L’analisi degli elementi che contribuiscono a generare il fenomeno della dispersione
scolastica coinvolge la scuola ma anche l’extrascuola; “spesso emerge però un quadro
paradossale di una tendenza alla paralisi degli interventi in quanto ciascuna delle due realtà
coinvolte percepisce l’altra come fonte del problema e pensa dunque che spetti ad essa farvi
fronte, mentre resta cieca e, dunque, inattiva rispetto alle proprie responsabilità e rinuncia
così ad agire sui fatti della dispersione che sarebbero sotto il suo controllo” (Frabboni
Baldacci, 2004: 55).
Per cercare di uscire da questo quadro paradossale, che contribuisce ad alimentare il
fenomeno della dispersione, occorre mutare quadro di riferimento; per contrastare la
dispersione è necessario acquisire una capacità di lettura del fenomeno che sia decentrata e
di sistema.

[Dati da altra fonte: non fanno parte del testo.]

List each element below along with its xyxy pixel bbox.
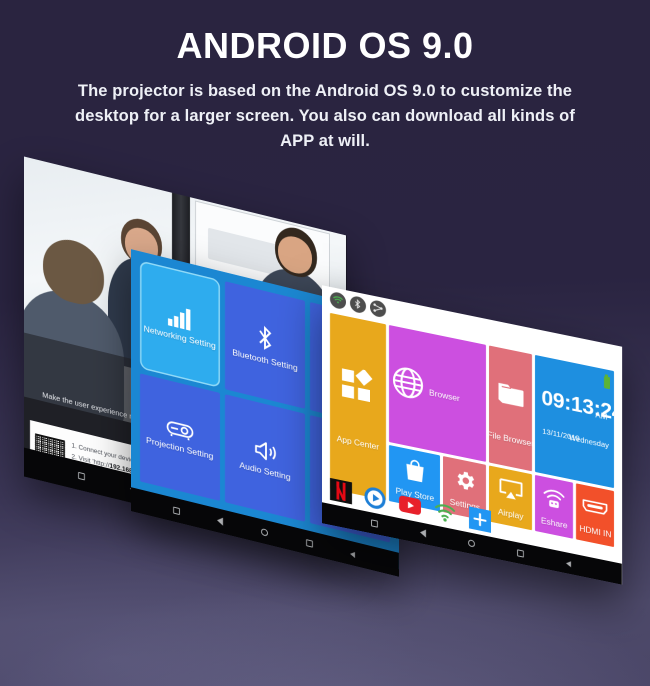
youtube-icon[interactable] (399, 492, 421, 519)
settings-tile-networking[interactable]: Networking Setting (140, 261, 220, 388)
recents-icon[interactable] (517, 549, 524, 557)
shopping-bag-icon (404, 457, 425, 484)
tile-browser[interactable]: Browser (389, 325, 486, 461)
battery-icon (604, 376, 610, 389)
page-subtitle: The projector is based on the Android OS… (0, 79, 650, 154)
screenshot-icon[interactable] (173, 506, 180, 515)
tile-label: App Center (337, 434, 379, 452)
tile-label: File Browser (489, 430, 532, 449)
settings-tile-audio[interactable]: Audio Setting (225, 394, 305, 521)
settings-tile-label: Audio Setting (239, 459, 290, 482)
bluetooth-icon (255, 323, 275, 354)
projector-icon (166, 417, 194, 442)
eshare-cast-icon (542, 485, 567, 512)
back-icon[interactable] (217, 517, 223, 526)
globe-icon (392, 363, 424, 402)
volume-icon[interactable] (350, 550, 357, 559)
back-icon[interactable] (420, 529, 426, 538)
bluetooth-icon[interactable] (350, 294, 366, 313)
gear-icon (453, 467, 476, 495)
recents-icon[interactable] (306, 539, 313, 548)
page-title: ANDROID OS 9.0 (0, 28, 650, 64)
wifi-icon[interactable] (330, 290, 346, 309)
settings-tile-bluetooth[interactable]: Bluetooth Setting (225, 282, 305, 409)
speaker-icon (253, 437, 277, 465)
add-icon[interactable] (469, 507, 491, 534)
settings-tile-projection[interactable]: Projection Setting (140, 373, 220, 500)
airplay-icon (498, 476, 523, 503)
netflix-icon[interactable] (330, 478, 352, 505)
mediaplayer-icon[interactable] (364, 485, 386, 512)
tile-file-browser[interactable]: File Browser (489, 346, 532, 471)
volume-icon[interactable] (566, 559, 573, 567)
signal-bars-icon (167, 303, 193, 331)
home-icon[interactable] (468, 539, 475, 547)
tile-clock[interactable]: 09:13:24 AM 13/11/2019 Wednesday (535, 355, 614, 488)
home-icon[interactable] (261, 528, 268, 537)
share-icon[interactable] (370, 299, 386, 318)
header: ANDROID OS 9.0 The projector is based on… (0, 0, 650, 154)
folder-icon (497, 379, 524, 410)
screenshot-icon[interactable] (371, 519, 378, 527)
hdmi-port-icon (582, 497, 609, 519)
screenshot-icon[interactable] (78, 472, 85, 481)
wifi-cast-icon[interactable] (434, 500, 456, 527)
clock-weekday: Wednesday (569, 433, 609, 450)
app-center-icon (341, 365, 375, 406)
tile-label: Browser (429, 388, 460, 404)
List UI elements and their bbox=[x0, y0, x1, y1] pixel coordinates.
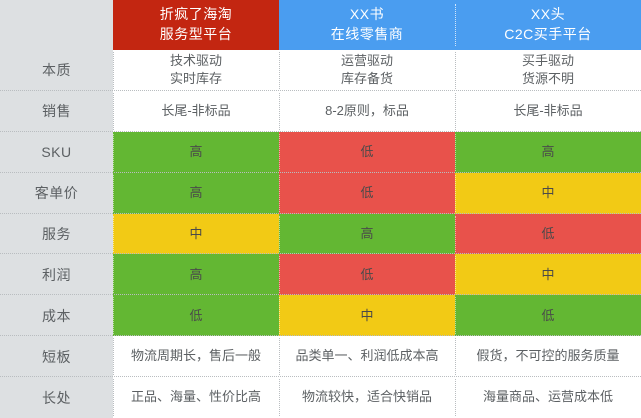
cell-line-1: 买手驱动 bbox=[522, 52, 574, 70]
rating-cell: 中 bbox=[455, 254, 641, 295]
row-label-benzhi: 本质 bbox=[0, 50, 113, 91]
text-cell: 运营驱动库存备货 bbox=[279, 50, 455, 91]
row-label-sku: SKU bbox=[0, 132, 113, 173]
cell-line-1: 低 bbox=[360, 184, 373, 202]
cell-line-1: 长尾-非标品 bbox=[161, 102, 230, 120]
cell-line-1: 技术驱动 bbox=[170, 52, 222, 70]
rating-cell: 高 bbox=[455, 132, 641, 173]
cell-line-1: 海量商品、运营成本低 bbox=[483, 388, 613, 406]
text-cell: 海量商品、运营成本低 bbox=[455, 377, 641, 418]
table-row: SKU高低高 bbox=[0, 132, 641, 173]
table-row: 销售长尾-非标品8-2原则，标品长尾-非标品 bbox=[0, 91, 641, 132]
table-header-row: 折疯了海淘 服务型平台 XX书 在线零售商 XX头 C2C买手平台 bbox=[0, 0, 641, 50]
rating-cell: 高 bbox=[113, 132, 279, 173]
column-header-line1: 折疯了海淘 bbox=[160, 5, 233, 25]
cell-line-1: 假货，不可控的服务质量 bbox=[476, 347, 619, 365]
column-header-xxtou: XX头 C2C买手平台 bbox=[455, 0, 641, 50]
cell-line-1: 低 bbox=[541, 307, 554, 325]
cell-line-1: 中 bbox=[360, 307, 373, 325]
table-row: 短板物流周期长，售后一般品类单一、利润低成本高假货，不可控的服务质量 bbox=[0, 336, 641, 377]
rating-cell: 中 bbox=[113, 214, 279, 255]
table-row: 服务中高低 bbox=[0, 214, 641, 255]
cell-line-1: 高 bbox=[541, 143, 554, 161]
cell-line-2: 实时库存 bbox=[170, 70, 222, 88]
rating-cell: 低 bbox=[113, 295, 279, 336]
cell-line-1: 中 bbox=[541, 184, 554, 202]
cell-line-1: 低 bbox=[189, 307, 202, 325]
cell-line-1: 低 bbox=[360, 266, 373, 284]
text-cell: 买手驱动货源不明 bbox=[455, 50, 641, 91]
rating-cell: 低 bbox=[455, 214, 641, 255]
rating-cell: 低 bbox=[455, 295, 641, 336]
rating-cell: 低 bbox=[279, 173, 455, 214]
cell-line-1: 物流周期长，售后一般 bbox=[131, 347, 261, 365]
table-body: 本质技术驱动实时库存运营驱动库存备货买手驱动货源不明销售长尾-非标品8-2原则，… bbox=[0, 50, 641, 418]
rating-cell: 高 bbox=[113, 173, 279, 214]
row-label-xiaoshou: 销售 bbox=[0, 91, 113, 132]
cell-line-1: 高 bbox=[189, 266, 202, 284]
cell-line-1: 长尾-非标品 bbox=[513, 102, 582, 120]
row-label-chengben: 成本 bbox=[0, 295, 113, 336]
column-header-line1: XX书 bbox=[350, 5, 384, 25]
text-cell: 正品、海量、性价比高 bbox=[113, 377, 279, 418]
cell-line-1: 品类单一、利润低成本高 bbox=[295, 347, 438, 365]
cell-line-1: 中 bbox=[541, 266, 554, 284]
text-cell: 假货，不可控的服务质量 bbox=[455, 336, 641, 377]
table-row: 本质技术驱动实时库存运营驱动库存备货买手驱动货源不明 bbox=[0, 50, 641, 91]
row-label-kedanjia: 客单价 bbox=[0, 173, 113, 214]
comparison-table: 折疯了海淘 服务型平台 XX书 在线零售商 XX头 C2C买手平台 本质技术驱动… bbox=[0, 0, 641, 418]
cell-line-1: 8-2原则，标品 bbox=[325, 102, 409, 120]
rating-cell: 中 bbox=[455, 173, 641, 214]
text-cell: 8-2原则，标品 bbox=[279, 91, 455, 132]
cell-line-1: 高 bbox=[189, 143, 202, 161]
cell-line-1: 物流较快，适合快销品 bbox=[302, 388, 432, 406]
rating-cell: 高 bbox=[113, 254, 279, 295]
table-row: 利润高低中 bbox=[0, 254, 641, 295]
column-header-line2: C2C买手平台 bbox=[504, 25, 592, 45]
cell-line-1: 运营驱动 bbox=[341, 52, 393, 70]
row-label-lirun: 利润 bbox=[0, 254, 113, 295]
text-cell: 品类单一、利润低成本高 bbox=[279, 336, 455, 377]
table-row: 长处正品、海量、性价比高物流较快，适合快销品海量商品、运营成本低 bbox=[0, 377, 641, 418]
column-header-line1: XX头 bbox=[531, 5, 565, 25]
column-header-line2: 服务型平台 bbox=[160, 25, 233, 45]
text-cell: 长尾-非标品 bbox=[113, 91, 279, 132]
row-label-fuwu: 服务 bbox=[0, 214, 113, 255]
cell-line-2: 库存备货 bbox=[341, 70, 393, 88]
rating-cell: 低 bbox=[279, 132, 455, 173]
text-cell: 物流较快，适合快销品 bbox=[279, 377, 455, 418]
rating-cell: 低 bbox=[279, 254, 455, 295]
cell-line-1: 低 bbox=[360, 143, 373, 161]
table-row: 成本低中低 bbox=[0, 295, 641, 336]
cell-line-1: 高 bbox=[189, 184, 202, 202]
cell-line-1: 中 bbox=[189, 225, 202, 243]
cell-line-1: 高 bbox=[360, 225, 373, 243]
cell-line-2: 货源不明 bbox=[522, 70, 574, 88]
rating-cell: 高 bbox=[279, 214, 455, 255]
row-label-duanban: 短板 bbox=[0, 336, 113, 377]
table-row: 客单价高低中 bbox=[0, 173, 641, 214]
column-header-xxshu: XX书 在线零售商 bbox=[279, 0, 455, 50]
column-header-line2: 在线零售商 bbox=[331, 25, 404, 45]
header-corner-cell bbox=[0, 0, 113, 50]
text-cell: 技术驱动实时库存 bbox=[113, 50, 279, 91]
text-cell: 长尾-非标品 bbox=[455, 91, 641, 132]
cell-line-1: 低 bbox=[541, 225, 554, 243]
rating-cell: 中 bbox=[279, 295, 455, 336]
row-label-changchu: 长处 bbox=[0, 377, 113, 418]
text-cell: 物流周期长，售后一般 bbox=[113, 336, 279, 377]
column-header-zhefengle: 折疯了海淘 服务型平台 bbox=[113, 0, 279, 50]
cell-line-1: 正品、海量、性价比高 bbox=[131, 388, 261, 406]
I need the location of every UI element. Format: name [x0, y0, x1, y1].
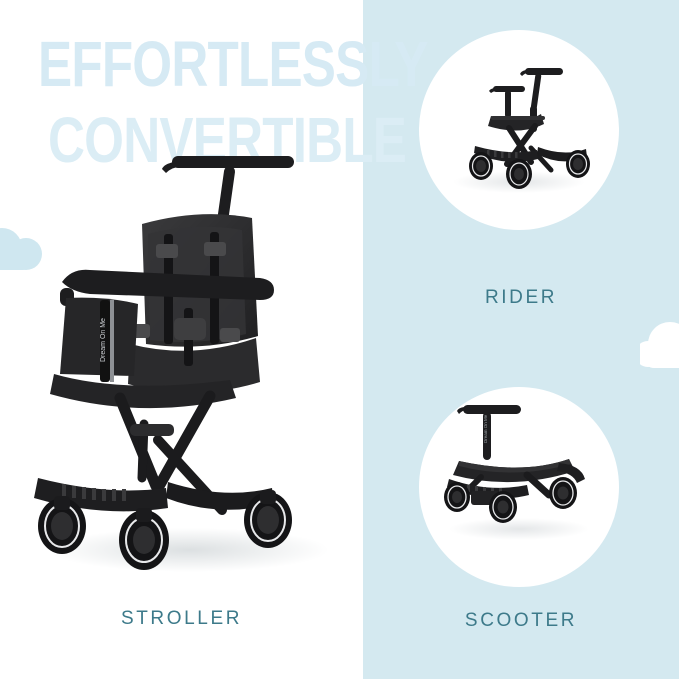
stroller-product-image: Dream On Me — [24, 148, 340, 588]
svg-text:Dream On Me: Dream On Me — [100, 318, 107, 362]
label-scooter: SCOOTER — [363, 610, 679, 632]
rider-circle — [419, 30, 619, 230]
brand-logo: Dream On Me — [100, 300, 114, 382]
svg-text:Dream On Me: Dream On Me — [483, 414, 488, 443]
wheel — [119, 508, 169, 570]
scooter-product-image: Dream On Me — [419, 387, 619, 587]
product-feature-image: EFFORTLESSLY CONVERTIBLE — [0, 0, 679, 679]
label-stroller: STROLLER — [0, 608, 363, 630]
scooter-circle: Dream On Me — [419, 387, 619, 587]
label-rider: RIDER — [363, 287, 679, 309]
rider-product-image — [419, 30, 619, 230]
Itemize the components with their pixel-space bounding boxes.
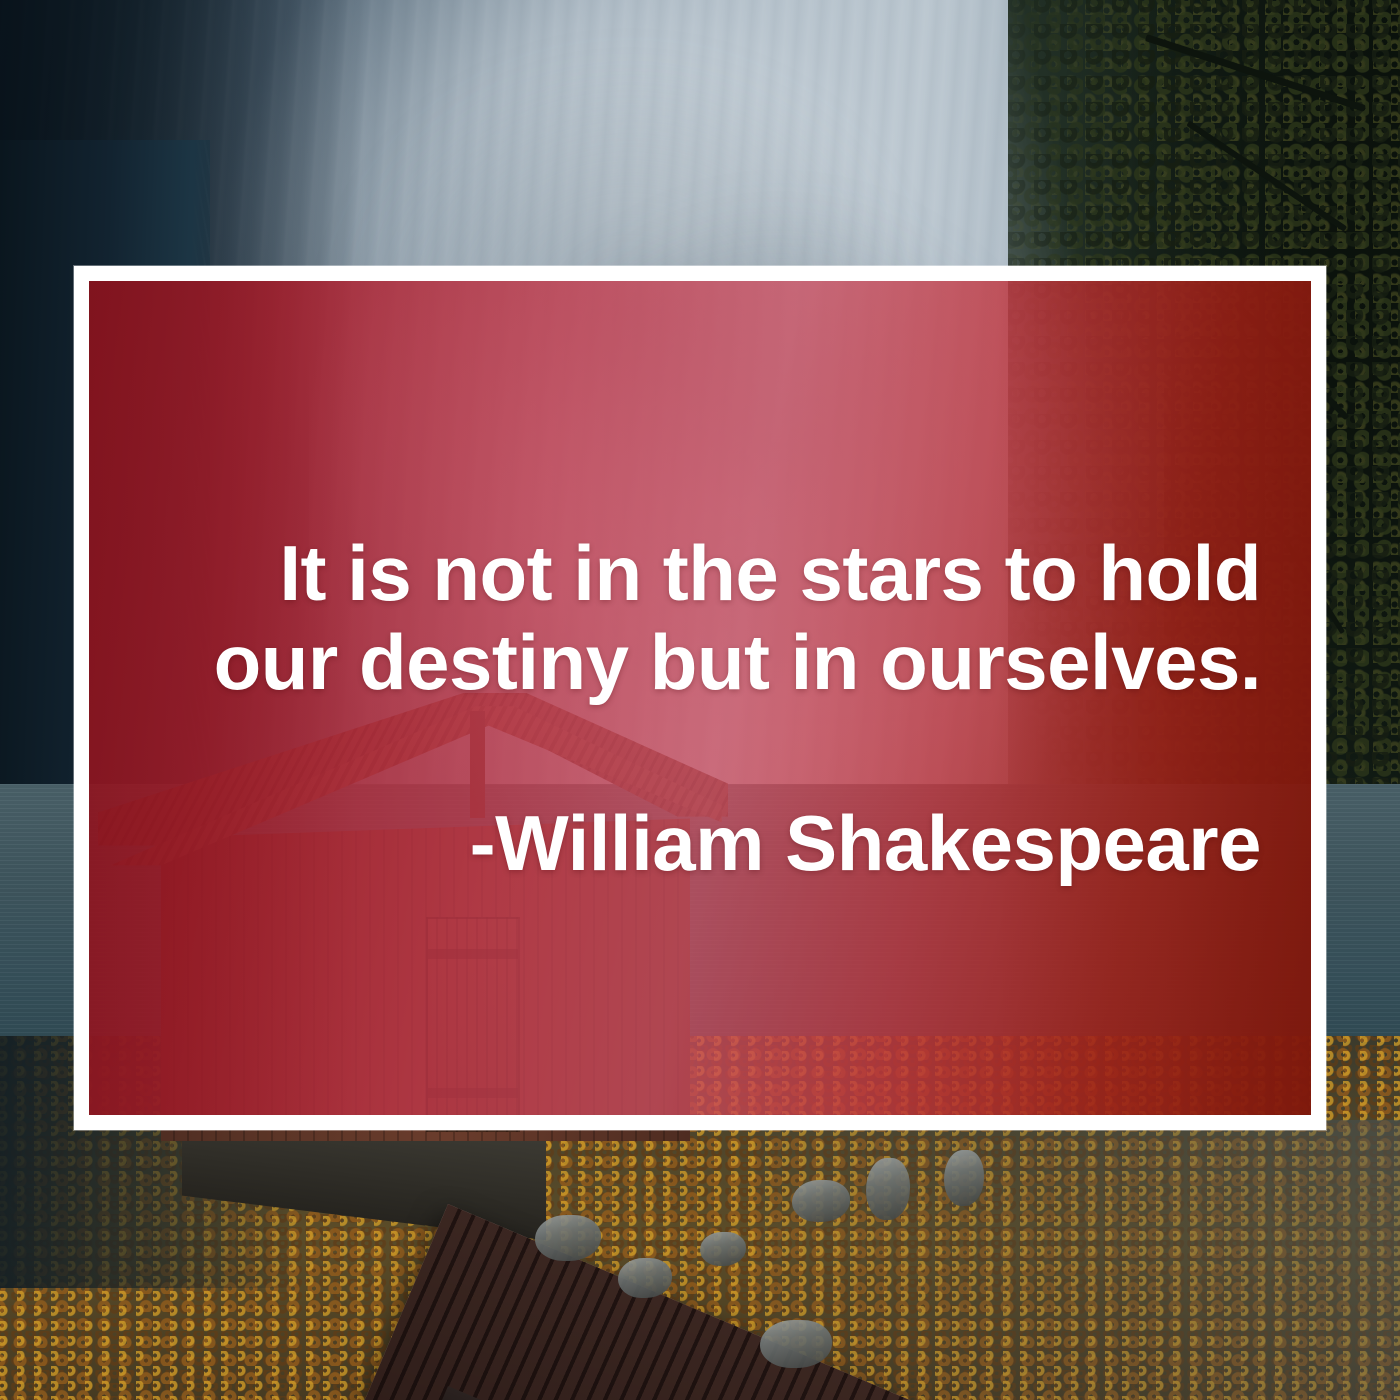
shore-rock-1	[535, 1215, 601, 1261]
shore-rock-7	[760, 1320, 832, 1368]
shore-rock-3	[700, 1232, 746, 1266]
shore-rock-2	[618, 1258, 672, 1298]
wet-shore-right	[756, 1120, 1400, 1400]
shore-rock-5	[866, 1158, 910, 1220]
shore-rock-6	[944, 1150, 984, 1206]
author-attribution: -William Shakespeare	[149, 801, 1261, 887]
quote-panel: It is not in the stars to hold our desti…	[89, 281, 1311, 1115]
quote-text: It is not in the stars to hold our desti…	[149, 529, 1261, 707]
quote-frame: It is not in the stars to hold our desti…	[74, 266, 1326, 1130]
quote-block: It is not in the stars to hold our desti…	[149, 529, 1261, 707]
shore-rock-4	[792, 1180, 850, 1222]
quote-card-canvas: It is not in the stars to hold our desti…	[0, 0, 1400, 1400]
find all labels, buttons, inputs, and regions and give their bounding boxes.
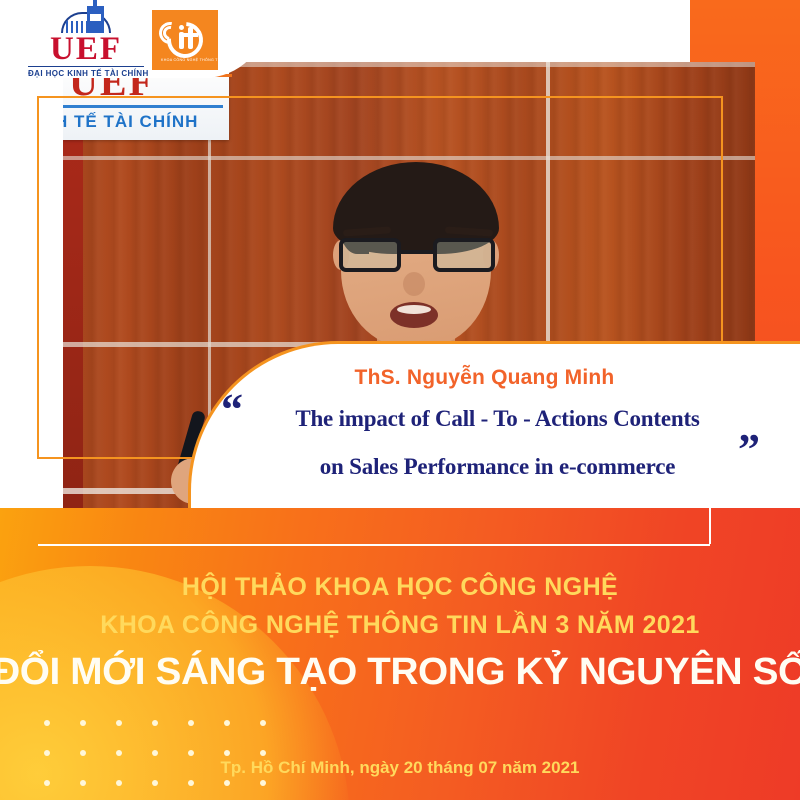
glasses-bridge [399,250,437,254]
bottom-banner: HỘI THẢO KHOA HỌC CÔNG NGHỆ KHOA CÔNG NG… [0,508,800,800]
banner-rule [63,105,223,108]
header-logo-pocket: UEF ĐẠI HỌC KINH TẾ TÀI CHÍNH KHOA CÔNG … [0,0,268,78]
white-rule-horizontal [38,544,710,546]
speaker-nose [403,272,425,296]
event-headline: ĐỔI MỚI SÁNG TẠO TRONG KỶ NGUYÊN SỐ [0,651,800,694]
event-subtitle-line-2: KHOA CÔNG NGHỆ THÔNG TIN LẦN 3 NĂM 2021 [0,611,800,640]
glasses-lens-right [433,238,495,272]
poster-canvas: UEF H TẾ TÀI CHÍNH [0,0,800,800]
quote-line-2: on Sales Performance in e-commerce [225,454,770,480]
event-date-location: Tp. Hồ Chí Minh, ngày 20 tháng 07 năm 20… [0,758,800,778]
white-rule-vertical [709,508,711,544]
it-wifi-icon: KHOA CÔNG NGHỆ THÔNG TIN [161,20,209,60]
speaker-glasses [339,238,495,272]
quote-line-1: The impact of Call - To - Actions Conten… [225,406,770,432]
quote-close-mark: ” [738,428,760,472]
uef-banner-sign: UEF H TẾ TÀI CHÍNH [63,72,229,140]
banner-subtitle: H TẾ TÀI CHÍNH [63,112,198,132]
uef-building-icon [57,6,115,33]
event-subtitle-line-1: HỘI THẢO KHOA HỌC CÔNG NGHỆ [0,573,800,602]
uef-subtitle: ĐẠI HỌC KINH TẾ TÀI CHÍNH [28,66,144,78]
wall-seam [63,156,755,160]
uef-logo[interactable]: UEF ĐẠI HỌC KINH TẾ TÀI CHÍNH [26,6,146,72]
speaker-name: ThS. Nguyễn Quang Minh [191,366,778,390]
speaker-mouth [390,302,438,328]
glasses-lens-left [339,238,401,272]
it-logo-caption: KHOA CÔNG NGHỆ THÔNG TIN [161,58,209,62]
it-faculty-logo[interactable]: KHOA CÔNG NGHỆ THÔNG TIN [152,10,218,70]
quote-panel: ThS. Nguyễn Quang Minh “ The impact of C… [188,341,800,508]
uef-wordmark: UEF [26,32,146,66]
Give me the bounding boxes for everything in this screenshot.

All’interno di questa “cornice di sistema (…) ogni agenzia deve pensarsi come
fonte di possibili fattori di rischio per la dispersione, predisporre interventi in base al
principio di pertinenza formativa, secondo il quale ogni agenzia, in primo luogo, deve
cercare di intervenire sui possibili fattori di rischio che risultano sotto il proprio controllo e,
in secondo luogo, deve cercare di coordinare i propri sforzi con quelli delle altre agenzie
formative. (…) Il tutto nella cornice di un sistema formativo integrato e quindi nella ricerca
di complementarietà e sinergie con la scuola” (Frabboni Baldacci, 2004: 74).